Curve Fitting to Represent Any Data

1.5k Views Asked by At

I'm a programmer seeking to take a bunch of data and represent it as a curve. Specifically, I want to take several hundred/thousand (floating) points and represent those points to a specified level of accuracy (e.g. at least to the nearest 0.01) as a curve. Note: this data will not pass the vertical line test (it won't be representable as a function), and I ideally do not want to split it up into different curves.

(Forgive me if "curve" is the wrong word to use here. Should I refer to it as something else, e.g. polynomial? I'm not sure.)

Here is my reasoning: I would like to be able to store all of this data in as little space as possible at the cost of a little computation. I figure the only way to do that - to compress data that may not have very much redundancy (and even if it did, the compression wouldn't be as significant as I am hoping for) - is to represent the data algorithmically somehow. (I actually feel kind of smart for coming up with this idea, even if it already is in practice and I don't understand the math behind it. :)

Is this doable, and if so, how? How would the math behind this work?

If what I am wanting to achieve is absolutely impossible or would take far too much computation to be practical, that's okay. I have a contingency list of things I would sacrifice if necessary in order to have a next-best attempt:

  1. I could try sorting the data according to X positions in order to make the result a function.
  2. I could curve-fit only, say, a dozen points at a time.

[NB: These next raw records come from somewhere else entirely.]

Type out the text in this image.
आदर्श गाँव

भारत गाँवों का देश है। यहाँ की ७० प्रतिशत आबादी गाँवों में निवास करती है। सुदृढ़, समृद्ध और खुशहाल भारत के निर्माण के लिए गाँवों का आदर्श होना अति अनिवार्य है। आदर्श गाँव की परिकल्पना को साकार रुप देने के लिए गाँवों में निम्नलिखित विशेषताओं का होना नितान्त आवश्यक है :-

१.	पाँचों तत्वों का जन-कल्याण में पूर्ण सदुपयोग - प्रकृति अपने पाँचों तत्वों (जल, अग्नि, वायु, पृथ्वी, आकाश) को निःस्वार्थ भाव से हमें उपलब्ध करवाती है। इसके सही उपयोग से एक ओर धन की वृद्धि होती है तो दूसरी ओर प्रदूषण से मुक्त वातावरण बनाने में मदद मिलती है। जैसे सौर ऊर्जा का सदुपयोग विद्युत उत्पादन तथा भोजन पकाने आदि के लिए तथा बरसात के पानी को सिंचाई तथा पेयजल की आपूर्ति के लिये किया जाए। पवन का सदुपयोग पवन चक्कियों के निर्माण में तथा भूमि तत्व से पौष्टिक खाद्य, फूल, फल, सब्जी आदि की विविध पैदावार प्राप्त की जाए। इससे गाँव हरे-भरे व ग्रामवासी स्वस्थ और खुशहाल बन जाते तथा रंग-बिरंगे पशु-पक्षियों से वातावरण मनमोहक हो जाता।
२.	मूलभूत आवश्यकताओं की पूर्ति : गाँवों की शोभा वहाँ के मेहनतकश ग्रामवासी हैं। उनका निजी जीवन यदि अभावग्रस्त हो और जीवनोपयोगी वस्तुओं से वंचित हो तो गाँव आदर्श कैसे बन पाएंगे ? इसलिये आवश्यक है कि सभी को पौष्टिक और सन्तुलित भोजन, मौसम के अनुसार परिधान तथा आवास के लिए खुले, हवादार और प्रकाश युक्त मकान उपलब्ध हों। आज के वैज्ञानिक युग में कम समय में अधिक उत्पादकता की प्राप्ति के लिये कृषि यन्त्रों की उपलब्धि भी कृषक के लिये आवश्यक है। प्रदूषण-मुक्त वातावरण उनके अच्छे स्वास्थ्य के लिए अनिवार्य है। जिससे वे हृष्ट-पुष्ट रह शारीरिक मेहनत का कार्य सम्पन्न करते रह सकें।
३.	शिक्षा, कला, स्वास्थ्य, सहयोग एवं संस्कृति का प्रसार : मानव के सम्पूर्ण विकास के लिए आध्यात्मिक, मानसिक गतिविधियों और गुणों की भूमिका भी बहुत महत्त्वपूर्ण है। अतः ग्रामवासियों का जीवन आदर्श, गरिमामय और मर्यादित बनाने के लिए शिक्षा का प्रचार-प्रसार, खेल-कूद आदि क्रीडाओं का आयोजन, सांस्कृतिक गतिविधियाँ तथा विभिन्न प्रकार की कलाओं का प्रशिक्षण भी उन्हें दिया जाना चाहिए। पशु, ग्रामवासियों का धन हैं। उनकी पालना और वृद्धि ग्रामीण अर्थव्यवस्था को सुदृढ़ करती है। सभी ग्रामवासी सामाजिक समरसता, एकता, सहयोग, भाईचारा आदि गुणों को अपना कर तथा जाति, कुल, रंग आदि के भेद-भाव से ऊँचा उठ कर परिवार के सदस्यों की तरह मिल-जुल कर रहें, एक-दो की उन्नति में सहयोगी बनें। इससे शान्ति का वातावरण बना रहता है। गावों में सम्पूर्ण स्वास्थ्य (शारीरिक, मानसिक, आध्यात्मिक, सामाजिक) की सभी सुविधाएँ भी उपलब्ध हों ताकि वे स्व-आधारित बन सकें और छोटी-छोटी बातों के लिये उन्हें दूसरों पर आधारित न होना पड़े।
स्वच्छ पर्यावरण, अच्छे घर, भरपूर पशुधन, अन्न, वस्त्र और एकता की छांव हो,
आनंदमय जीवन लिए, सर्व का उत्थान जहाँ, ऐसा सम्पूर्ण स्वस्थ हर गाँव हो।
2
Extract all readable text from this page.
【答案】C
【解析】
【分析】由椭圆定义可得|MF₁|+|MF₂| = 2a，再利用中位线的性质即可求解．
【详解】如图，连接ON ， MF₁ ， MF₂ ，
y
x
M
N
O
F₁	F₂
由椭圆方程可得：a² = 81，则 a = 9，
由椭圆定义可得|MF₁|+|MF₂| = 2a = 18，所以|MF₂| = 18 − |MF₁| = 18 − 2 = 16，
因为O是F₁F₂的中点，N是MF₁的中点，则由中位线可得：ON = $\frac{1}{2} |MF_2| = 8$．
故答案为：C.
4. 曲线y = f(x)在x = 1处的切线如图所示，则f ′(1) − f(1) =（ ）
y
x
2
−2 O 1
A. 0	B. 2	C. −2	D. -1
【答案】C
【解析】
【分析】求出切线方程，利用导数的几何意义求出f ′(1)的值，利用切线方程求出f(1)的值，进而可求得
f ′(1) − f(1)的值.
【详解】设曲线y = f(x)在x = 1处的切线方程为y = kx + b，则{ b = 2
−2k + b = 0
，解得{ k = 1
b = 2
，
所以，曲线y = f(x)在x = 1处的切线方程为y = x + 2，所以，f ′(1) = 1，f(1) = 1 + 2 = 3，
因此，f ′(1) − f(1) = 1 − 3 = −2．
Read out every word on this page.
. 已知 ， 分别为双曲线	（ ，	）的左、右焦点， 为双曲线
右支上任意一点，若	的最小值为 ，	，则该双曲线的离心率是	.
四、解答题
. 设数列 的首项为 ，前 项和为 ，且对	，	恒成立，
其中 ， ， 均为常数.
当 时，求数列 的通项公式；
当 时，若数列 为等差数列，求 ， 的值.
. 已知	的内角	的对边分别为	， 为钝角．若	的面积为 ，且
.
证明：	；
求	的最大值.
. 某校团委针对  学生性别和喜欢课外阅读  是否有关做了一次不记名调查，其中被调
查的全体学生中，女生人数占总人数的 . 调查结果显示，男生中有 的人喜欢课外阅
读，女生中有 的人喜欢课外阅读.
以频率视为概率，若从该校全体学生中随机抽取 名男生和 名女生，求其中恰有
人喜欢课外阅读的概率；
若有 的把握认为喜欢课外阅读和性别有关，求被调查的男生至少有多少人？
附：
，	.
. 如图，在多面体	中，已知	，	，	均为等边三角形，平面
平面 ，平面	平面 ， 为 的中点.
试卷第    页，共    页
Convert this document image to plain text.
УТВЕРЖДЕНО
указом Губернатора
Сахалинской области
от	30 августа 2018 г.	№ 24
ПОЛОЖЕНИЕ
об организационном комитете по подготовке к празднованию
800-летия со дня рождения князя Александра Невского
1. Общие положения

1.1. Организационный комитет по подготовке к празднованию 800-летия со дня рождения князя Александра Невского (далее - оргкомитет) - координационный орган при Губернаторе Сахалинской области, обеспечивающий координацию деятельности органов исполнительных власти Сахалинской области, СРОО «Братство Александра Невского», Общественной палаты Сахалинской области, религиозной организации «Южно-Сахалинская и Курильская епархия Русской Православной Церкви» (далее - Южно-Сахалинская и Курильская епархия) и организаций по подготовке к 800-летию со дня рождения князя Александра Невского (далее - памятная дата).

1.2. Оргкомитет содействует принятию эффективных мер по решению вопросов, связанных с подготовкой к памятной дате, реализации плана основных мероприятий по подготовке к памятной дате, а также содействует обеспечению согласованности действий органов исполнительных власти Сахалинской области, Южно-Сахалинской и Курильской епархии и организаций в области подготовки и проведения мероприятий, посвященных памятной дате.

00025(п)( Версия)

but of course I would prefer not to have to do either of these.

Also, if it makes much of a difference, these points are 3 dimensional. (2 dimensional answers are welcome though, if that makes it easier to answer or simpler to explain.)

Thanks,

2

There are 2 best solutions below

1
On BEST ANSWER

I could be wrong but I'm pretty sure this is alot like how JPEG image compression works. They take in a bunch of data points (pixels) and using the principles of Fourier transforms figure out which combination of Cosine curves when added will produce the original data.

Here is a nice link

http://nautil.us/blog/the-math-trick-behind-mp3s-jpegs-and-homer-simpsons-face

The more modern compressors use "Wavelets" instead of Cosine but the basic idea still sounds really similar to your idea.

6
On

You're probably looking for Gaussian Processes. Which are totally awesome.

Gaussian Process Example Plot

To be frank, it's been many years since I did it, but here's the python code that I wrote years ago, in the hope that it will help you.

#This uses Gaussian processes algorithm from page 19 of CW2

from scipy import *
from bisect import *
from scitools.all import *  #imports numpy & scitools
import scipy.linalg as la
from scipy import interpolate

#optimal adjustment for residual is given by sum(ydata-yCS)/4n

#generate data set to practive with (will be array of x & y)
n=1000
x=linspace(0,1,n)
y=sin(10*x**2)*exp(1/(x+0.1))*(x-0.3)*(x+0.1)*(x+0.8)

random.seed(12341)
xnoise=random.normal(0,0.01,n)
ynoise=random.normal(0,0.01,n)

xdata=x+xnoise
ydata=y+ynoise

#covariance function
sigmaf=5   #sigma_f  (noise in f)
sigman=0.01       #sigma_n   (noise in x)
l=0.1           #length scale
def k(x1,x2,sigmaf,l):
    "Covariance function"
    return (sigmaf**2)*exp(-((x1-x2)**2)/(2*(l**2)))

K=zeros((len(xdata),len(xdata)))
for i,x1 in enumerate(xdata):
    for j,x2 in enumerate(xdata):
        K[i][j]=k(x1,x2,sigmaf,l)
K=matrix(K)

K2=K+(sigman**2)*eye(len(xdata))
L=la.cholesky(K2,lower=True)
y2=la.solve(L,ydata)
alpha=la.solve(L.T,y2)

def fstar(xstar,xdata,alpha,sigmaf,l):
    """calculate the expected value of f for a given x"""
    kstar=zeros(len(xdata))
    for i,x in enumerate(xdata):
        kstar[i]=k(xstar,x,sigmaf,l)
    return dot(kstar.T,alpha)


ycalc=[]
for xstar in x:
    ycalc.append(fstar(xstar,xdata,alpha,sigmaf,l))


plot(x,ycalc-y)
#plot(x,y,'-',xdata,ydata,"+",x,ycalc,title="sigma_f=%f, sigma_n=%f, and l=%f"%(sigmaf,sigman,l),legend=("actual","data","GP"),hardcopy="plot.png")

In brief, you're figuring out a matrix (alpha in the code), and using that to generate your estimate (fstar in the code is the function that does that for a given x).